Again, high rate of interest slows down the demand for goods and services and induces households to increase their savings by restricting expenditure on consumption and discourages investment. Thus, expenditure on investment and consumption is reduced.


This reduces credit creation by commercial banks. Remember, the rate of interest represents cost of money presently (Feb., 2013), Repo Rate (rate at which banks borrow from RBI) is 7.75% and Reverse Repo Rate (rate paid by RBI to commercial banks when the park their surplus funds with RBI) is 7.0%.

Rate of interest (D2004C):

Rate of interest is the rate charged by commercial banks on loans advanced to people. Rate of interest depends upon bank rate (Repo rate) i.e., higher the bank rate, higher will be interest rate.

(ii) Open Market Operation (Sell securities):


It refers to buying and selling of government securities and bonds in the open market by the central bank. This is done to influence the cash reserves with commercial banks. Sale by central bank brings flow of money to it from commercial banks thereby restricting their lending capacity.

Such operations affect amount of cash reserves with the commercial banks and their capacity to offer loans. During inflation, central bank sells government securities to commercial banks which lose equivalent amount of cash reserve thereby affecting their capacity to offer loans. Thus, it is an effective measure to control credit.

(iii) Cash-Reserve Ratio (Raise CRR) (02011, 12C):

It is the ratio (or fraction) of bank deposits that a commercial bank is required to keep with the central bank. Remember that every commercial bank is required under law to keep with the central bank a minimum proportion (say, 8 per cent) of its deposits as reserve in the form of cash. This is called Cash Reserve Ratio.


The bank is free to lend the remaining deposits. When there is an inflationary situation, the central bank raises the rate of minimum cash-reserve ratio thereby making the banks to keep more cash reserve with RBI which in turn curtails the lending capacity of commercial banks. RBI fixes rate of CRR according to market conditions. At present (Feb., 2013) CRR is 4.0%.

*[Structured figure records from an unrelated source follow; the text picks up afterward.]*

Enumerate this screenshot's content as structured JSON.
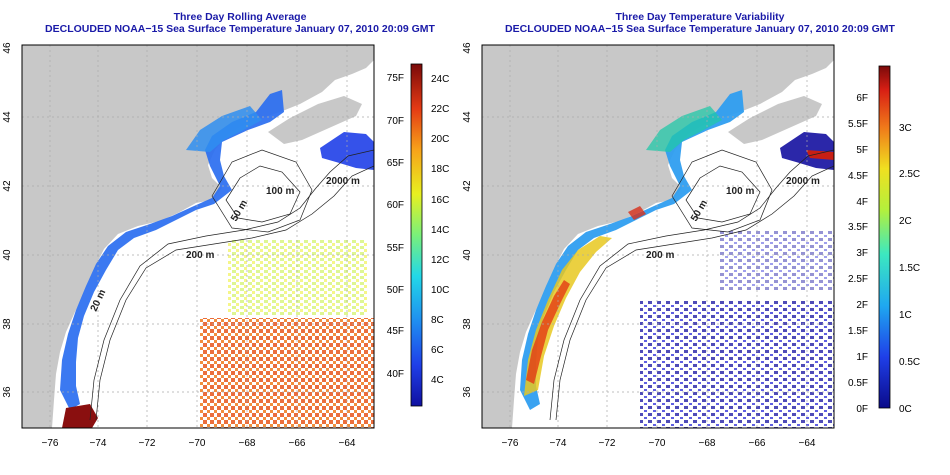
{
  "left_panel": {
    "title": "Three Day Rolling Average",
    "subtitle": "DECLOUDED NOAA−15 Sea Surface Temperature January 07, 2010 20:09 GMT",
    "lon_ticks": [
      "−76",
      "−74",
      "−72",
      "−70",
      "−68",
      "−66",
      "−64"
    ],
    "lat_ticks": [
      "36",
      "38",
      "40",
      "42",
      "44",
      "46"
    ],
    "contour_labels": [
      "200 m",
      "100 m",
      "50 m",
      "2000 m",
      "20 m"
    ],
    "colorbar": {
      "fahrenheit": [
        "40F",
        "45F",
        "50F",
        "55F",
        "60F",
        "65F",
        "70F",
        "75F"
      ],
      "celsius": [
        "4C",
        "6C",
        "8C",
        "10C",
        "12C",
        "14C",
        "16C",
        "18C",
        "20C",
        "22C",
        "24C"
      ]
    }
  },
  "right_panel": {
    "title": "Three Day Temperature Variability",
    "subtitle": "DECLOUDED NOAA−15 Sea Surface Temperature January 07, 2010 20:09 GMT",
    "lon_ticks": [
      "−76",
      "−74",
      "−72",
      "−70",
      "−68",
      "−66",
      "−64"
    ],
    "lat_ticks": [
      "36",
      "38",
      "40",
      "42",
      "44",
      "46"
    ],
    "contour_labels": [
      "200 m",
      "100 m",
      "50 m",
      "2000 m"
    ],
    "colorbar": {
      "fahrenheit": [
        "0F",
        "0.5F",
        "1F",
        "1.5F",
        "2F",
        "2.5F",
        "3F",
        "3.5F",
        "4F",
        "4.5F",
        "5F",
        "5.5F",
        "6F"
      ],
      "celsius": [
        "0C",
        "0.5C",
        "1C",
        "1.5C",
        "2C",
        "2.5C",
        "3C"
      ]
    }
  },
  "colors": {
    "land": "#c8c8c8",
    "ocean_nodata": "#ffffff",
    "title_text": "#1a1aa8",
    "contour": "#222222"
  }
}
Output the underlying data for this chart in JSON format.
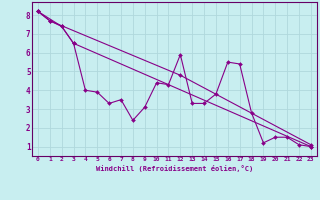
{
  "xlabel": "Windchill (Refroidissement éolien,°C)",
  "background_color": "#c8eef0",
  "grid_color": "#b0d8dc",
  "line_color": "#880088",
  "spine_color": "#660066",
  "xlim": [
    -0.5,
    23.5
  ],
  "ylim": [
    0.5,
    8.7
  ],
  "xticks": [
    0,
    1,
    2,
    3,
    4,
    5,
    6,
    7,
    8,
    9,
    10,
    11,
    12,
    13,
    14,
    15,
    16,
    17,
    18,
    19,
    20,
    21,
    22,
    23
  ],
  "yticks": [
    1,
    2,
    3,
    4,
    5,
    6,
    7,
    8
  ],
  "line1_x": [
    0,
    1,
    2,
    3,
    4,
    5,
    6,
    7,
    8,
    9,
    10,
    11,
    12,
    13,
    14,
    15,
    16,
    17,
    18,
    19,
    20,
    21,
    22,
    23
  ],
  "line1_y": [
    8.2,
    7.7,
    7.4,
    6.5,
    4.0,
    3.9,
    3.3,
    3.5,
    2.4,
    3.1,
    4.4,
    4.3,
    5.9,
    3.3,
    3.3,
    3.8,
    5.5,
    5.4,
    2.8,
    1.2,
    1.5,
    1.5,
    1.1,
    1.0
  ],
  "line2_x": [
    0,
    2,
    3,
    23
  ],
  "line2_y": [
    8.2,
    7.4,
    6.5,
    1.0
  ],
  "line3_x": [
    0,
    1,
    12,
    23
  ],
  "line3_y": [
    8.2,
    7.7,
    4.8,
    1.1
  ]
}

Statutory Liquidity Ratio (Raise SLR) (All; D12):

In addition to CRR, there is another measure called SLR according to which every bank is required to hold a certain minimum proportion of its total demand and time deposits in liquid form like liquid assets such as government securities. When RBI wants to contract credit or lending by banks, it increases SLR and thereby reduces credit availability. (On the contrary, when it wants to expand availability of credit, it lowers SLR.)

Legal Reserve Ratio [LRR) (A2011; D12):

LRR is a certain fraction of deposits which is legally compulsory for the commercial banks to keep as cash or in liquid form. There are two parts of this ratio—CRR and SLR as already explained above. When there is inflationary gap, RBI raises minimum limit of LRR so that lesser funds are available to banks for lending.

Legal Reserve Ratio


(b) Qualitative Measures:

(i) Moral Suasion (Restrict credit):

This refers to written or oral advice given by the central bank to commercial banks to restrict or expand credit.

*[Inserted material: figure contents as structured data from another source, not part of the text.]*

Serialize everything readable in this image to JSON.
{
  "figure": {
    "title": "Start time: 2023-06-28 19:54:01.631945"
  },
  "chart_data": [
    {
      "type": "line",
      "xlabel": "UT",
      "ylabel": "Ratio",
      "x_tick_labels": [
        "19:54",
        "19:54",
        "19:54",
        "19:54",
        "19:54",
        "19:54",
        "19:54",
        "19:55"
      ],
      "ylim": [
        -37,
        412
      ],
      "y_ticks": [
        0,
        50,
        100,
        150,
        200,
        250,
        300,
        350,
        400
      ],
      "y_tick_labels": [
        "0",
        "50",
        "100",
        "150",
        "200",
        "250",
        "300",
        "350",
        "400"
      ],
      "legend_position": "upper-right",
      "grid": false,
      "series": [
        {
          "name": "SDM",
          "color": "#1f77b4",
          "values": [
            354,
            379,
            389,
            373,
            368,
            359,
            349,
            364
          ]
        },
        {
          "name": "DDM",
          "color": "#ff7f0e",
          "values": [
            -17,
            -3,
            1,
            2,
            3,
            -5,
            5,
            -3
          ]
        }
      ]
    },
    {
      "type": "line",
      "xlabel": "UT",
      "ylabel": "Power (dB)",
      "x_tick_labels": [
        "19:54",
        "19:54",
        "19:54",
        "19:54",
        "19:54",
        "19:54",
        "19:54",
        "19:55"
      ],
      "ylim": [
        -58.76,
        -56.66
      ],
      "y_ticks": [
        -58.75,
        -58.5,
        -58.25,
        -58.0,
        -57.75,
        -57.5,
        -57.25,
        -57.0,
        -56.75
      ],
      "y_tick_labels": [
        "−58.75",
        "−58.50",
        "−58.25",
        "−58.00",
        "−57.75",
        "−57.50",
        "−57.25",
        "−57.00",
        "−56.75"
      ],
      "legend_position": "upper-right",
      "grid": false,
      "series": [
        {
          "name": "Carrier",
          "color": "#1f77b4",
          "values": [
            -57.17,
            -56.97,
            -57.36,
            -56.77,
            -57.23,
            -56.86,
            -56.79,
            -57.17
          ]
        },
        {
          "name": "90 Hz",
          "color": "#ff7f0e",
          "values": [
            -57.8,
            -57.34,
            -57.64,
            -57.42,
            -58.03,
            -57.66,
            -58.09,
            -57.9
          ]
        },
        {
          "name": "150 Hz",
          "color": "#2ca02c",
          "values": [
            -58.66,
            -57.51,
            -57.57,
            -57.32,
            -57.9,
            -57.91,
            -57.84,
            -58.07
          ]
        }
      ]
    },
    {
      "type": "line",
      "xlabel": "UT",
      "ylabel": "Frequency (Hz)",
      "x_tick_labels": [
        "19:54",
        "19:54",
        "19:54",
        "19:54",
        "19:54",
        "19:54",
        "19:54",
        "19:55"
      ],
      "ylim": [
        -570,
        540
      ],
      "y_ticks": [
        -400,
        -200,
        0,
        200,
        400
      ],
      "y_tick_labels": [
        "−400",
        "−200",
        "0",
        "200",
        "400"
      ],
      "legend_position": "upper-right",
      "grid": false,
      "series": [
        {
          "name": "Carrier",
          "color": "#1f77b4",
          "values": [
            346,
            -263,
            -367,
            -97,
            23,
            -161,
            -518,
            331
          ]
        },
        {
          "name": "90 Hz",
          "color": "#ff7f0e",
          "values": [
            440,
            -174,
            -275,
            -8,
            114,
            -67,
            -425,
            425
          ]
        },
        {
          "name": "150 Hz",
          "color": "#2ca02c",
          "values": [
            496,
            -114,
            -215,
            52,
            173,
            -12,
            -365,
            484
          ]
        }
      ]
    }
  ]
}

During inflation, the central bank of a country employs selective credit control measures like moral suasion. For instance, it persuades its member banks not to advance credit for speculation or prohibit banks from entering into certain transactions. This advice is generally followed by member banks.

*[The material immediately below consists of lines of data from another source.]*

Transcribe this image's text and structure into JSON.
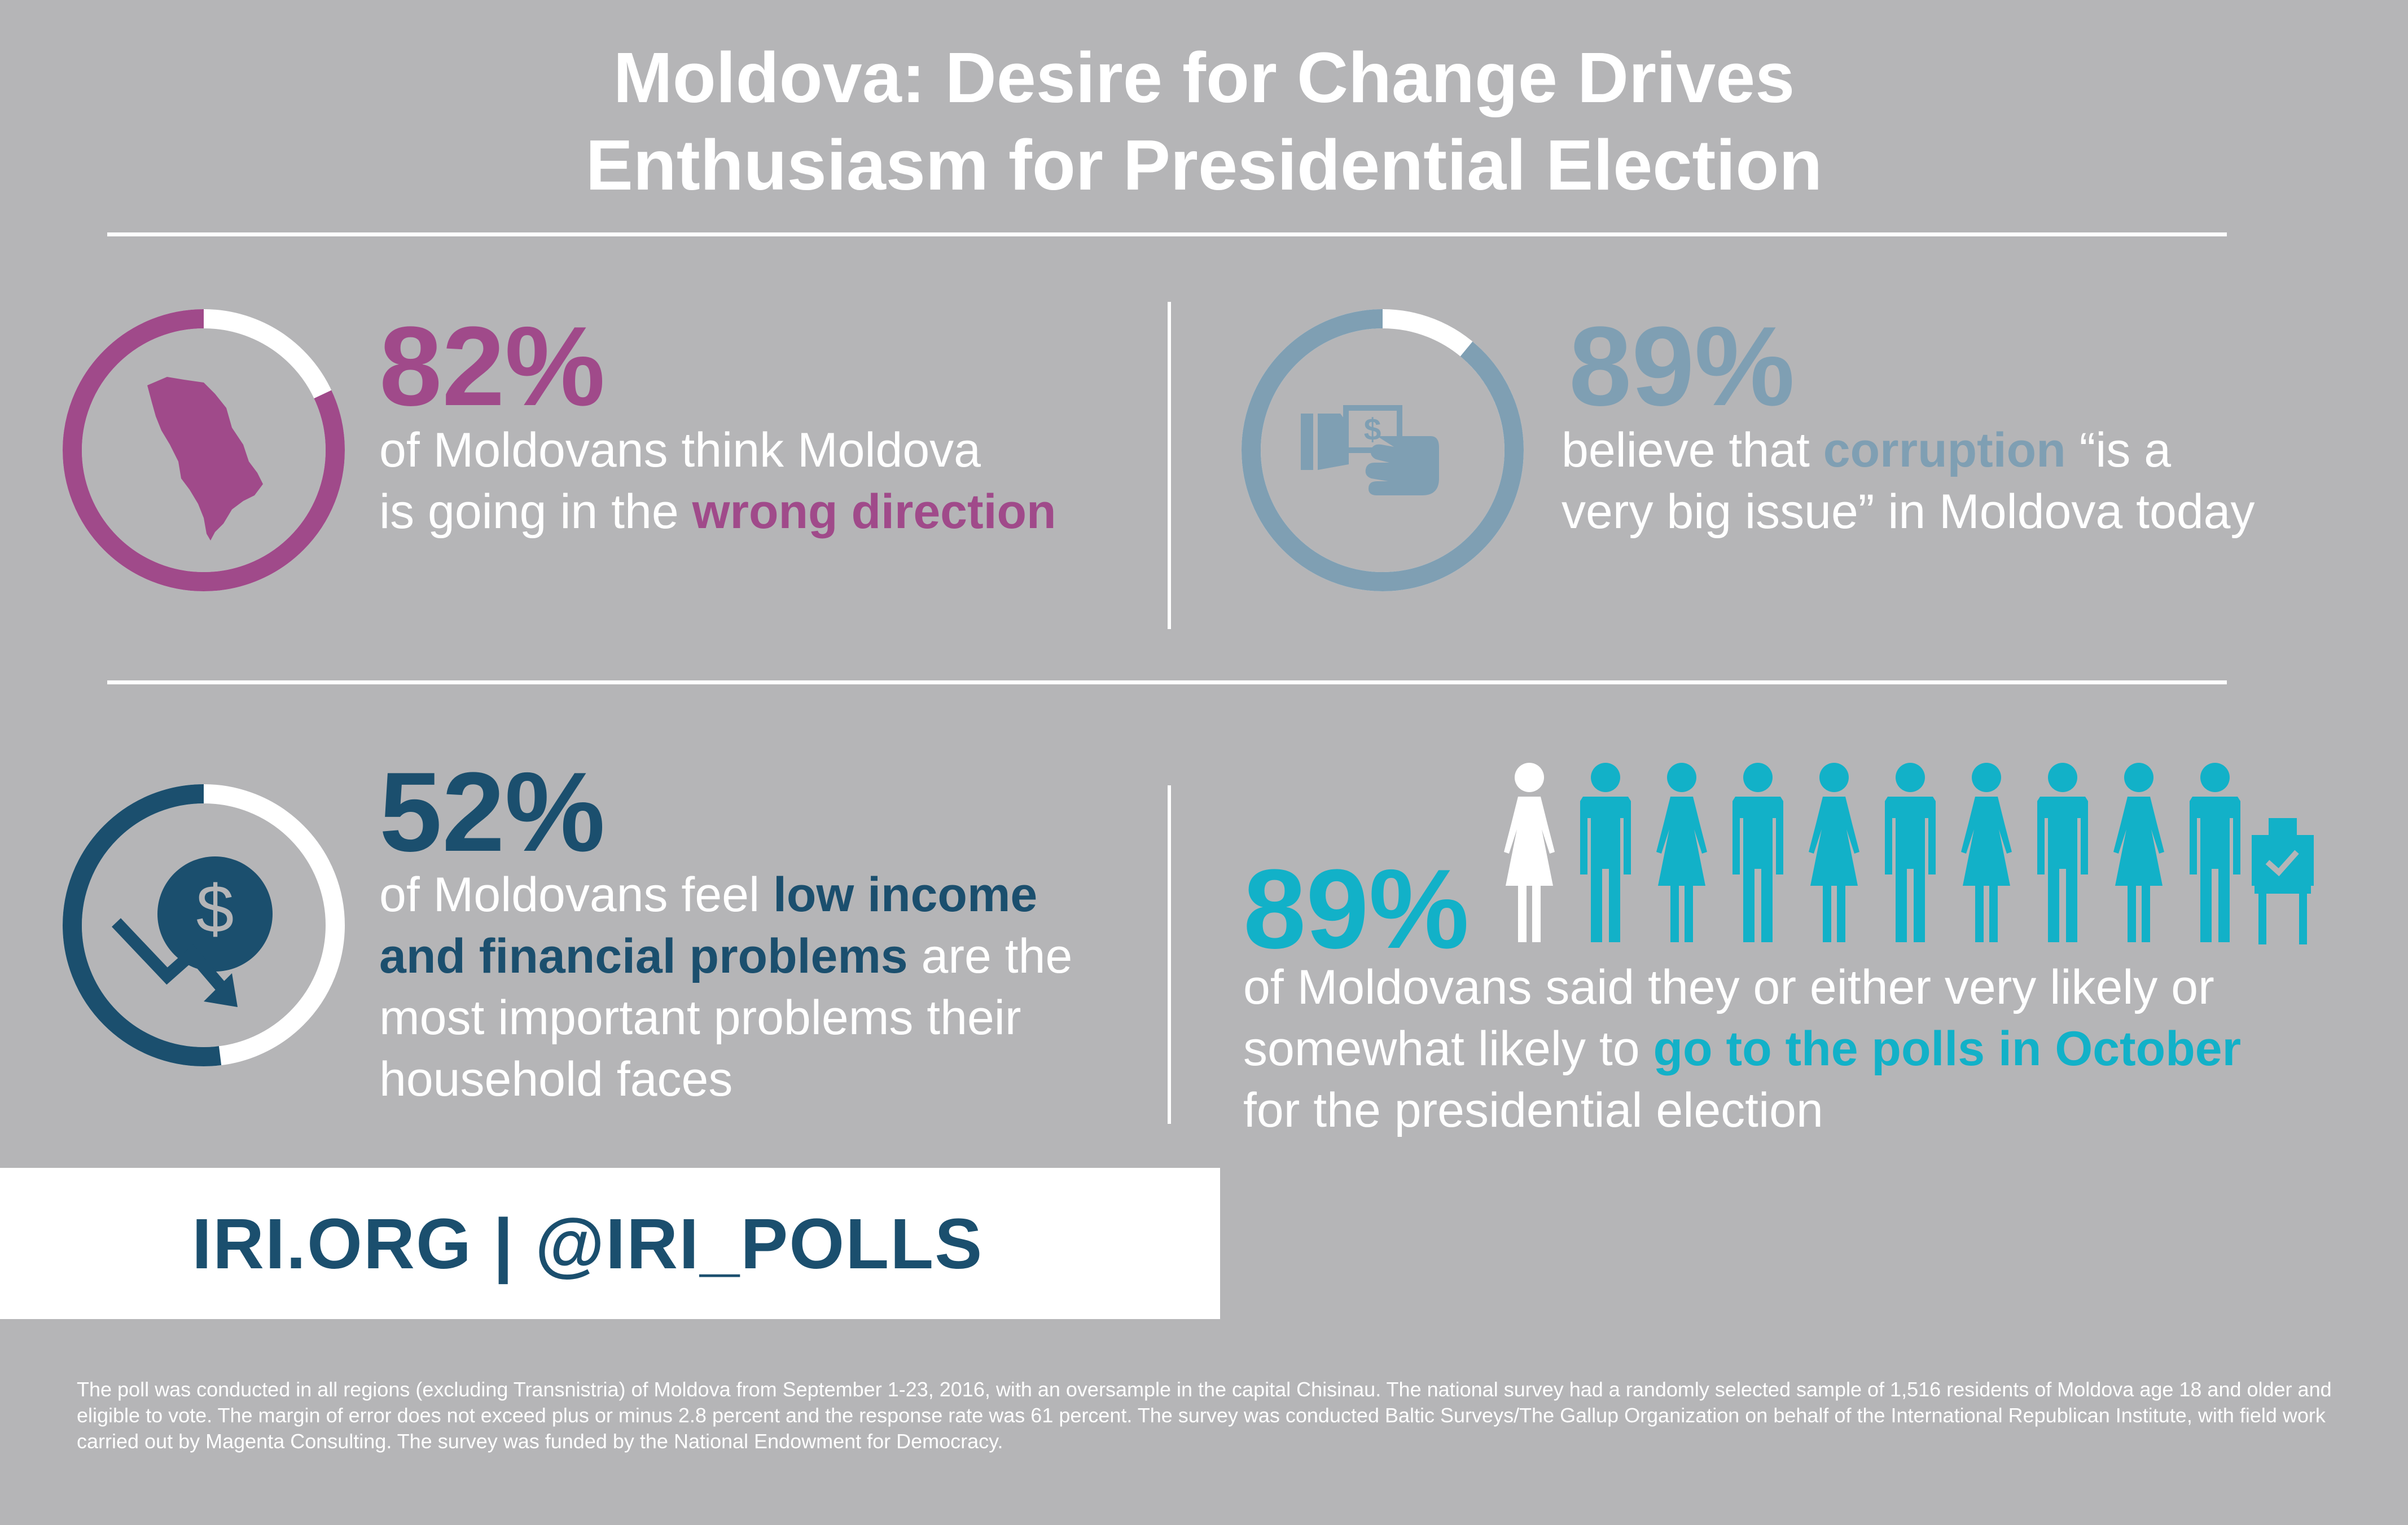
{
  "title": {
    "line1": "Moldova: Desire for Change Drives",
    "line2": "Enthusiasm for Presidential Election"
  },
  "stats": [
    {
      "value": "82%",
      "fraction": 0.82,
      "color": "#a04a8a",
      "icon": "moldova-map-icon",
      "text": [
        "of Moldovans think Moldova",
        "is going in the ",
        "wrong direction"
      ]
    },
    {
      "value": "89%",
      "fraction": 0.89,
      "color": "#7f9fb3",
      "icon": "bribe-hand-money-icon",
      "text": [
        "believe that ",
        "corruption",
        " “is a",
        "very big issue” in Moldova today"
      ]
    },
    {
      "value": "52%",
      "fraction": 0.52,
      "color": "#1b4f6e",
      "icon": "falling-dollar-icon",
      "text": [
        "of Moldovans feel ",
        "low income",
        "and financial problems",
        " are the",
        "most important problems their",
        "household faces"
      ]
    },
    {
      "value": "89%",
      "fraction": 0.89,
      "color": "#12b1c8",
      "icon": "people-voting-icon",
      "text": [
        "of Moldovans said they or either very likely or",
        "somewhat likely to ",
        "go to the polls in October",
        "for the presidential election"
      ]
    }
  ],
  "footer": {
    "links": "IRI.ORG  |  @IRI_POLLS"
  },
  "note": "The poll was conducted in all regions (excluding Transnistria) of Moldova from September 1-23, 2016, with an oversample in the capital Chisinau. The national survey had a randomly selected sample of 1,516 residents of Moldova age 18 and older and eligible to vote. The margin of error does not exceed plus or minus 2.8 percent and the response rate was 61 percent. The survey was conducted Baltic Surveys/The Gallup Organization on behalf of the International Republican Institute, with field work carried out by Magenta Consulting. The survey was funded by the National Endowment for Democracy."
}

(ii) Margin Requirements (Increase it):

Margin requirement refers to the amount of security that banks demand from borrower of loan.


It is the difference between the amount of loan granted and the current value of security offered for taking loan. In a situation of excess demand, the central bank raises the limit of margin requirements. This discourages borrowing because it makes traders get less credit against their securities. On the other hand, in case of deficient demand, margin requirements are lowered to encourage borrowing.

Other measures of monetary policy are credit rationing, control of consumer credit, wage freeze and direct action.

3. Miscellaneous:

Other anti-inflationary measures can be: import promotion, wage freeze, control and blocking of liquid assets, compulsory savings scheme for households, increase in production by utilising idle capacities, etc.